Thursday, February 1, 2018

Why I don’t wish that I had never learned about the replication crisis


Doing good science is really hard. It takes a lot of effort and time, and the latter is critical for early-career researchers who have a very limited amount of time to show their productivity to their next potential employer. Doing bad science is easier: It takes less time to plan an experiment, one needs less data, and if one doesn’t get good results immediately (one hardly ever does), the amount of time needed to make the results look good is still less than the amount of time needed to plan and run a well-designed and well-powered study.

Doing good science is frustrating at times. It can make you wonder if it’s even worth it. Wouldn’t life be easier if we were able to continue running our underpowered studies and publish them in masses, without having a bad conscience? I often wonder about this. But the grass always looks greener from the other side, so it’s worth taking a critical look at the BC (before-crisis) times before deciding whether the good old days really were that good.

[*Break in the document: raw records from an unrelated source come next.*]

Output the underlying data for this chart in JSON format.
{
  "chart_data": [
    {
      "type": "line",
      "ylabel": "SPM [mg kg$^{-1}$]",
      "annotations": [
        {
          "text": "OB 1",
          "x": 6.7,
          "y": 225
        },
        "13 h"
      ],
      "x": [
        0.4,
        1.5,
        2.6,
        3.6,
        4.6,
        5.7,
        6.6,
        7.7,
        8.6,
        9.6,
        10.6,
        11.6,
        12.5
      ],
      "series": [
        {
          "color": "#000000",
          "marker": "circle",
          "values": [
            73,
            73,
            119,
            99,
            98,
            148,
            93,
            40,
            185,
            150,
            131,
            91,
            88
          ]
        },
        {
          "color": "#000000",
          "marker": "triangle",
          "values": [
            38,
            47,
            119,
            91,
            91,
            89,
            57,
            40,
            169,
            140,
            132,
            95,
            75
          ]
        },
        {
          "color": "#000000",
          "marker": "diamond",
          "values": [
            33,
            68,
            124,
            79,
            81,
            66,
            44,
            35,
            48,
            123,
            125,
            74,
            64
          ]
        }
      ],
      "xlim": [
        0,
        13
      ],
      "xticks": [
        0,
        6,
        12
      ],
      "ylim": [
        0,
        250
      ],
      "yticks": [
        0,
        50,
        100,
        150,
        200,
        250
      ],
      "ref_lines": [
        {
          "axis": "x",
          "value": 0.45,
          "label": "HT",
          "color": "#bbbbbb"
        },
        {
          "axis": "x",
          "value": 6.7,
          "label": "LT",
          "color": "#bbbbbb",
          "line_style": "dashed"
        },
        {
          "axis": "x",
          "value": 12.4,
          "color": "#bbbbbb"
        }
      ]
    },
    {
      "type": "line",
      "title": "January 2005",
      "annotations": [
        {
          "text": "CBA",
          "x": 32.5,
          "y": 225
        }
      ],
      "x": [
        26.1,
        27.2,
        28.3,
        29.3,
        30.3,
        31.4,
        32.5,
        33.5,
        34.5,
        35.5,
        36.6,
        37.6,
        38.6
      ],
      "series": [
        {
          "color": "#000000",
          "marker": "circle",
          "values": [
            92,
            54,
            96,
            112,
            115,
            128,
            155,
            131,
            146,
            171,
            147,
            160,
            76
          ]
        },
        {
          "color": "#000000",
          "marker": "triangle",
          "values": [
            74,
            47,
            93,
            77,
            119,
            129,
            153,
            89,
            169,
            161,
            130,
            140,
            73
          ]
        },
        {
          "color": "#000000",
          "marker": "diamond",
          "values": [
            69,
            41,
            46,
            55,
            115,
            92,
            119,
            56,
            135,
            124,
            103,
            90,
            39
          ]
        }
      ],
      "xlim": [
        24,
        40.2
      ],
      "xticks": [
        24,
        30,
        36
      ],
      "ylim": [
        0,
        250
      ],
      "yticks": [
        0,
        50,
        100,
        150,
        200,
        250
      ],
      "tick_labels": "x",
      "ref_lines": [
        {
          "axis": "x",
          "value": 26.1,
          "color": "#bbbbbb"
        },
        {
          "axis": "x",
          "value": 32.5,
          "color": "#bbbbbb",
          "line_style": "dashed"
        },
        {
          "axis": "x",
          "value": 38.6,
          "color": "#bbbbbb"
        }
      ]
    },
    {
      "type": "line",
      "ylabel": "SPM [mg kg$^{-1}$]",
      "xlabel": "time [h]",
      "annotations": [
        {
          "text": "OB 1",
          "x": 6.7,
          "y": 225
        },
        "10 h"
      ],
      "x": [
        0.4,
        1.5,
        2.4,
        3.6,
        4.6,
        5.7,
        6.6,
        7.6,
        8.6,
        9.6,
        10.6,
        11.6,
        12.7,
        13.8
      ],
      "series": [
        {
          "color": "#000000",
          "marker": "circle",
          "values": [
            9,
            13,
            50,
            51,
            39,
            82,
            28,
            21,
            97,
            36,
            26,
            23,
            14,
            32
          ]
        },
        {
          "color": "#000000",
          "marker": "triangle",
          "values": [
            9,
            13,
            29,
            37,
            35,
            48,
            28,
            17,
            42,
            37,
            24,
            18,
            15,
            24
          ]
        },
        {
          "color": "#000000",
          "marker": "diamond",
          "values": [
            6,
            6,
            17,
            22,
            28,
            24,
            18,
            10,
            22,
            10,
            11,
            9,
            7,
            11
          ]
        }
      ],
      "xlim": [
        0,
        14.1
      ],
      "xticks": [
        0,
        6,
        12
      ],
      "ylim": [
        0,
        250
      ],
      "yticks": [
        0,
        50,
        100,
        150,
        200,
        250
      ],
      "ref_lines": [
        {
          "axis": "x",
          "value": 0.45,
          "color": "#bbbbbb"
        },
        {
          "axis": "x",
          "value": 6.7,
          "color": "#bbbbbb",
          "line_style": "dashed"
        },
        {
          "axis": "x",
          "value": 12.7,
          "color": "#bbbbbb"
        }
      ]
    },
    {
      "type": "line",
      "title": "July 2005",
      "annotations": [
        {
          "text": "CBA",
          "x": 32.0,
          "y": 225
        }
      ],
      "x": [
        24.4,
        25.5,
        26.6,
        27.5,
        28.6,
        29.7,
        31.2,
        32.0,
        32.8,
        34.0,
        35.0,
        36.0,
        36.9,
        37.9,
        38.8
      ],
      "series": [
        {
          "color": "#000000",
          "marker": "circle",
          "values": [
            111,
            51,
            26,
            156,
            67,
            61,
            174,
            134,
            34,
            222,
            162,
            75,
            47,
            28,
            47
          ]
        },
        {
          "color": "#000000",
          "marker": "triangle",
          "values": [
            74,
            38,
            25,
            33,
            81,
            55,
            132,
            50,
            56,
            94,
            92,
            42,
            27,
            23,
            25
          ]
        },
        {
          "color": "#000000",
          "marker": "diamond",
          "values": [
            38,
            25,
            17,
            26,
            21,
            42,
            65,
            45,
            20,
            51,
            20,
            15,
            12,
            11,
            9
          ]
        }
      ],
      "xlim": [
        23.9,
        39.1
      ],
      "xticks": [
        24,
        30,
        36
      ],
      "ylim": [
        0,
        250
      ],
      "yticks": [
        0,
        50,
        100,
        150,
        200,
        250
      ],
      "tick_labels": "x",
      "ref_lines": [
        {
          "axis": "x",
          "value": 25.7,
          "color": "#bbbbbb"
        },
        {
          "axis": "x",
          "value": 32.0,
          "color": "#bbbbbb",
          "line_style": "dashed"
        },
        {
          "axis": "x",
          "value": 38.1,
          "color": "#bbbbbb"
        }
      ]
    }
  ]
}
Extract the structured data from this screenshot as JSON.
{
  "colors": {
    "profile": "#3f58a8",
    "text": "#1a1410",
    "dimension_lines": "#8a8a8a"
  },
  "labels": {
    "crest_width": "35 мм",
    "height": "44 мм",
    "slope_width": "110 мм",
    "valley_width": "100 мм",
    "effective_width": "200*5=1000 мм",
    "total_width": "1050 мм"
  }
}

I learned about the replication crisis gradually, starting in the second year of my PhD, and came to realise its relevance for my own work towards the end of my PhD. During my PhD, I conducted a number of psycholinguistic experiments. I knew about statistical power, in theory – it was that thingy that we were told we should calculate before we start an experiment, but nobody really does that, anyway. I collected as many participants as was the norm in my field. And then the fun started: I remember sleepless nights, followed by a 5-am trip to the lab because I’d thought of yet another analysis that I could try. Frustration when also that analysis didn’t work. Doubts about the data, the experiment, my own competence, and why was I even doing a PhD? Why was I unable to find a simple effect that others had found and published? Once, I was very close to calling the university which gave me my Bachelor of Science degree, and asking them to take it back: What kind of scientist can’t even replicate a stupid effect?

No, I don’t wish that I had never learned about the replication crisis. Doing good science is frustrating at times, but much more satisfying. I know where to start, even if it takes time to get to the stage when I have something to show. I can stand up for what I think is right, and sometimes, I even feel that I can make a difference in improving the system.